Arab countries who were swift to reject President Donald Trump's plan for the US to take control of the Gaza Strip and resettle Palestinians are scrambling to agree on a diplomatic offensive to counter the idea.
Trump's plan, announced on February 4 during a fragile ceasefire between Israel and Hamas in the Gaza Strip, has infuriated Palestinians and Arab countries and upended decades of US diplomacy focused on a two-state solution.
The Egyptian counter reconstruction plan, according to Abdelatty, will not be purely Egyptian or Arab but will gain international support and funding to ensure its successful implementation.
"We will hold intensive talks with major donor countries once the plan is adopted at the upcoming Arab Summit," Abdelatty said in a presser with the European Union Commissioner for the Mediterranean Dubravka Šuica.
The summit will take place on Tuesday in Egypt.
Abdelatty said role of European countries, especially in the economic aspect of rebuilding the war-torn enclave, is critical.
Asked about the second phase of the ceasefire deal, Abdelatty said Egypt will continue its intensive efforts to ensure the ceasefire is maintained and negotiations for the second phase can begin.
He stressed the importance of safely executing the ceasefire agreement signed in January, emphasising its commitment to ensuring its proper implementation.
"The first phase has concluded successfully and now we must shift to discussions on the second phase, which is key to sustaining the ceasefire," he said.
"Naturally, it will be difficult but with goodwill and political determination, it can be achieved."
Abdelatty said that following the emergency Arab Summit, there will be an urgent ministerial meeting in Saudi Arabia for the Organisation of Islamic Cooperation, where foreign ministers will push for the summit's outcomes to be presented globally.
"We will ensure that the results of the Arab summit are presented to the world in the best possible way," Abdelatty added.
Israel blocked the entry of aid trucks into the Gaza Strip on Sunday as a stand-off over the truce that has halted fighting for the past six weeks escalated.
Israeli Prime Minister Benjamin Netanyahu's office said earlier that it had adopted a proposal by Trump's envoy, Steve Witkoff, for a temporary ceasefire in the enclave for the Ramadan and Passover periods, hours after the first phase of the previously agreed ceasefire expired.

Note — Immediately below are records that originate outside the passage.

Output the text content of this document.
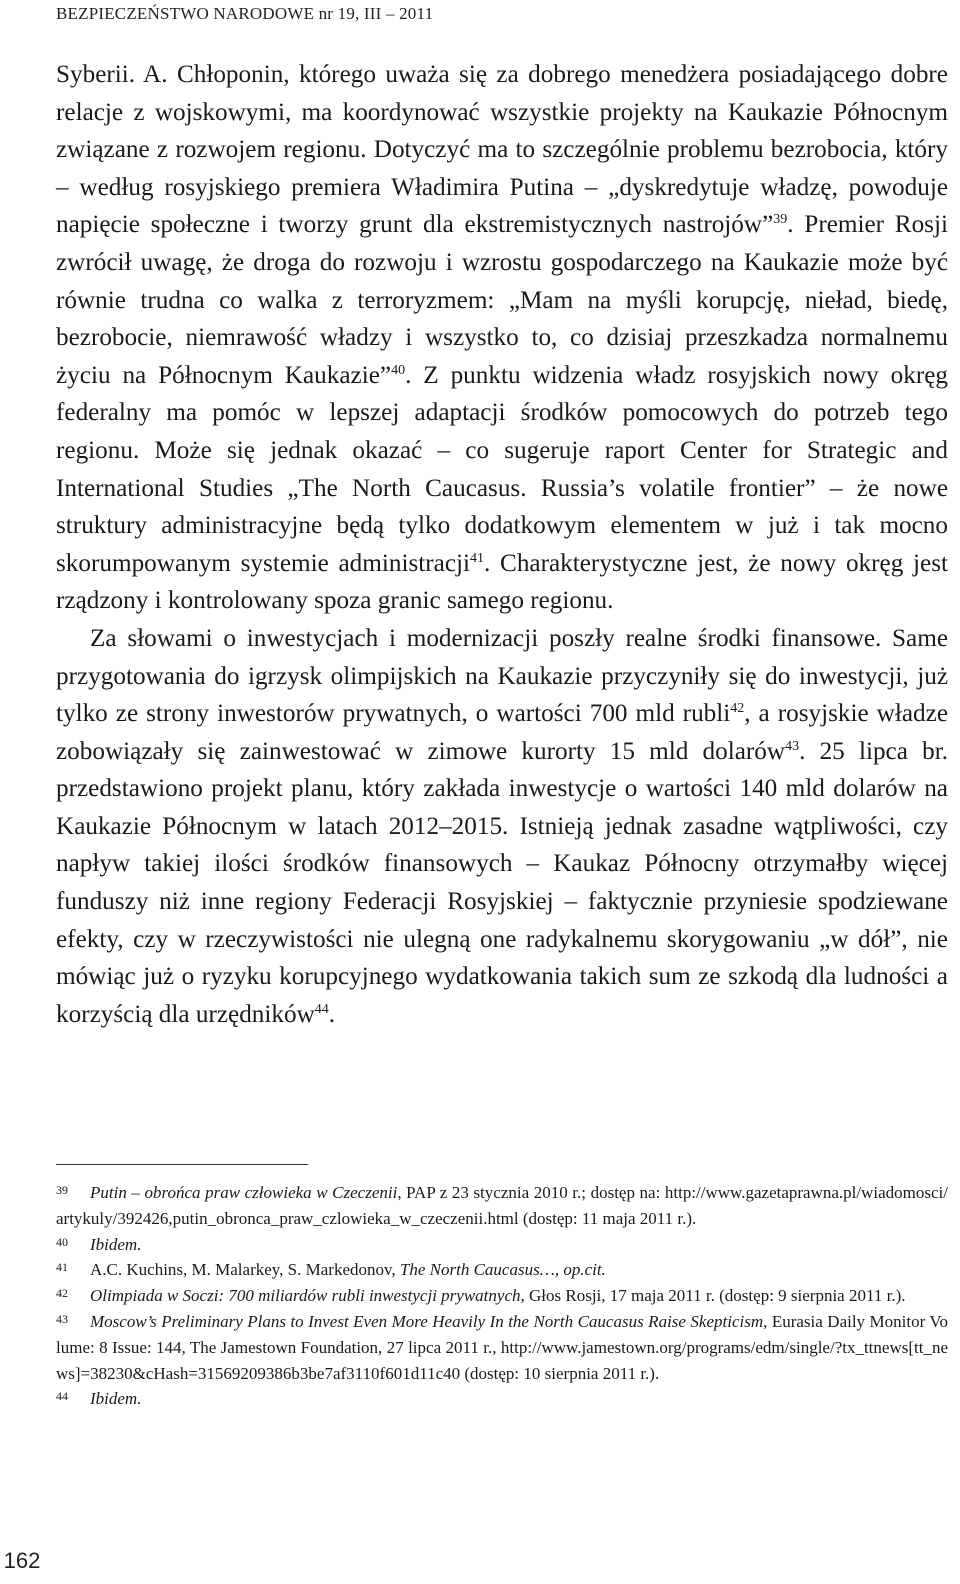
BEZPIECZEŃSTWO NARODOWE nr 19, III – 2011

Syberii. A. Chłoponin, którego uważa się za dobrego menedżera posiadającego dobre relacje z wojskowymi, ma koordynować wszystkie projekty na Kaukazie Północnym związane z rozwojem regionu. Dotyczyć ma to szczególnie problemu bezrobocia, który – według rosyjskiego premiera Władimira Putina – „dyskredytuje władzę, powoduje napięcie społeczne i tworzy grunt dla ekstremistycznych nastrojów”$^{39}$. Premier Rosji zwrócił uwagę, że droga do rozwoju i wzrostu gospodarczego na Kaukazie może być równie trudna co walka z terroryzmem: „Mam na myśli korupcję, nieład, biedę, bezrobocie, niemrawość władzy i wszystko to, co dzisiaj przeszkadza normalnemu życiu na Północnym Kaukazie”$^{40}$. Z punktu widzenia władz rosyjskich nowy okręg federalny ma pomóc w lepszej adaptacji środków pomocowych do potrzeb tego regionu. Może się jednak okazać – co sugeruje raport Center for Strategic and International Studies „The North Caucasus. Russia’s volatile frontier” – że nowe struktury administracyjne będą tylko dodatkowym elementem w już i tak mocno skorumpowanym systemie administracji$^{41}$. Charakterystyczne jest, że nowy okręg jest rządzony i kontrolowany spoza granic samego regionu.

Za słowami o inwestycjach i modernizacji poszły realne środki finansowe. Same przygotowania do igrzysk olimpijskich na Kaukazie przyczyniły się do inwestycji, już tylko ze strony inwestorów prywatnych, o wartości 700 mld rubli$^{42}$, a rosyjskie władze zobowiązały się zainwestować w zimowe kurorty 15 mld dolarów$^{43}$. 25 lipca br. przedstawiono projekt planu, który zakłada inwestycje o wartości 140 mld dolarów na Kaukazie Północnym w latach 2012–2015. Istnieją jednak zasadne wątpliwości, czy napływ takiej ilości środków finansowych – Kaukaz Północny otrzymałby więcej funduszy niż inne regiony Federacji Rosyjskiej – faktycznie przyniesie spodziewane efekty, czy w rzeczywistości nie ulegną one radykalnemu skorygowaniu „w dół”, nie mówiąc już o ryzyku korupcyjnego wydatkowania takich sum ze szkodą dla ludności a korzyścią dla urzędników$^{44}$.

39 Putin – obrońca praw człowieka w Czeczenii, PAP z 23 stycznia 2010 r.; dostęp na: http://www.gazetaprawna.pl/wiadomosci/artykuly/392426,putin_obronca_praw_czlowieka_w_czeczenii.html (dostęp: 11 maja 2011 r.).

40 Ibidem.

41 A.C. Kuchins, M. Malarkey, S. Markedonov, The North Caucasus…, op.cit.

42 Olimpiada w Soczi: 700 miliardów rubli inwestycji prywatnych, Głos Rosji, 17 maja 2011 r. (dostęp: 9 sierpnia 2011 r.).

43 Moscow’s Preliminary Plans to Invest Even More Heavily In the North Caucasus Raise Skepticism, Eurasia Daily Monitor Volume: 8 Issue: 144, The Jamestown Foundation, 27 lipca 2011 r., http://www.jamestown.org/programs/edm/single/?tx_ttnews[tt_news]=38230&cHash=31569209386b3be7af3110f601d11c40 (dostęp: 10 sierpnia 2011 r.).

44 Ibidem.

162
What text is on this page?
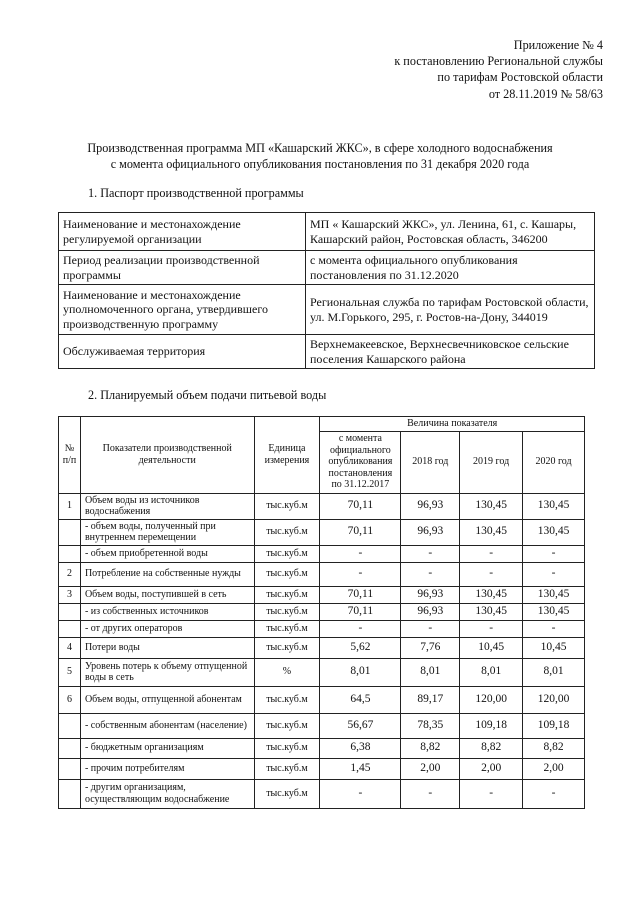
Приложение № 4
к постановлению Региональной службы
по тарифам Ростовской области
от 28.11.2019 № 58/63
Производственная программа МП «Кашарский ЖКС», в сфере холодного водоснабжения
с момента официального опубликования постановления по 31 декабря 2020 года
1. Паспорт производственной программы
Наименование и местонахождение регулируемой организации	МП « Кашарский ЖКС», ул. Ленина, 61, с. Кашары, Кашарский район, Ростовская область, 346200
Период реализации производственной программы	с момента официального опубликования постановления по 31.12.2020
Наименование и местонахождение уполномоченного органа, утвердившего производственную программу	Региональная служба по тарифам Ростовской области, ул. М.Горького, 295, г. Ростов-на-Дону, 344019
Обслуживаемая территория	Верхнемакеевское, Верхнесвечниковское сельские поселения Кашарского района
2. Планируемый объем подачи питьевой воды
№ п/п	Показатели производственной деятельности	Единица измерения	Величина показателя			
			с момента официального опубликования постановления по 31.12.2017	2018 год	2019 год	2020 год
1	Объем воды из источников водоснабжения	тыс.куб.м	70,11	96,93	130,45	130,45
	- объем воды, полученный при внутреннем перемещении	тыс.куб.м	70,11	96,93	130,45	130,45
	- объем приобретенной воды	тыс.куб.м	-	-	-	-
2	Потребление на собственные нужды	тыс.куб.м	-	-	-	-
3	Объем воды, поступившей в сеть	тыс.куб.м	70,11	96,93	130,45	130,45
	- из собственных источников	тыс.куб.м	70,11	96,93	130,45	130,45
	- от других операторов	тыс.куб.м	-	-	-	-
4	Потери воды	тыс.куб.м	5,62	7,76	10,45	10,45
5	Уровень потерь к объему отпущенной воды в сеть	%	8,01	8,01	8,01	8,01
6	Объем воды, отпущенной абонентам	тыс.куб.м	64,5	89,17	120,00	120,00
	- собственным абонентам (население)	тыс.куб.м	56,67	78,35	109,18	109,18
	- бюджетным организациям	тыс.куб.м	6,38	8,82	8,82	8,82
	- прочим потребителям	тыс.куб.м	1,45	2,00	2,00	2,00
	- другим организациям, осуществляющим водоснабжение	тыс.куб.м	-	-	-	-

If agreed, the truce would halt fighting until the end of the Ramadan fasting period about March 31 and the Jewish Passover holiday about April 20.
The truce would be conditional on Hamas releasing half of the living and dead hostages on the first day, with the remainder released at the conclusion, if an agreement is reached on a permanent ceasefire.
There are wide gaps on key areas regarding a permanent end to the war, including what form a postwar administration of the Gaza Strip would take and what future there would be for Hamas, which triggered Israel's invasion of the enclave with its attack on southern Israel on October 7, 2023.
The attack killed 1200 people, in the worst one-day loss of life in Israel's history, and resulted in 251 people being taken into the Gaza Strip as hostages.
The Israeli campaign has killed more than 48,000 Palestinians, displaced almost all of its 2.3 million population and left the Gaza Strip a wasteland.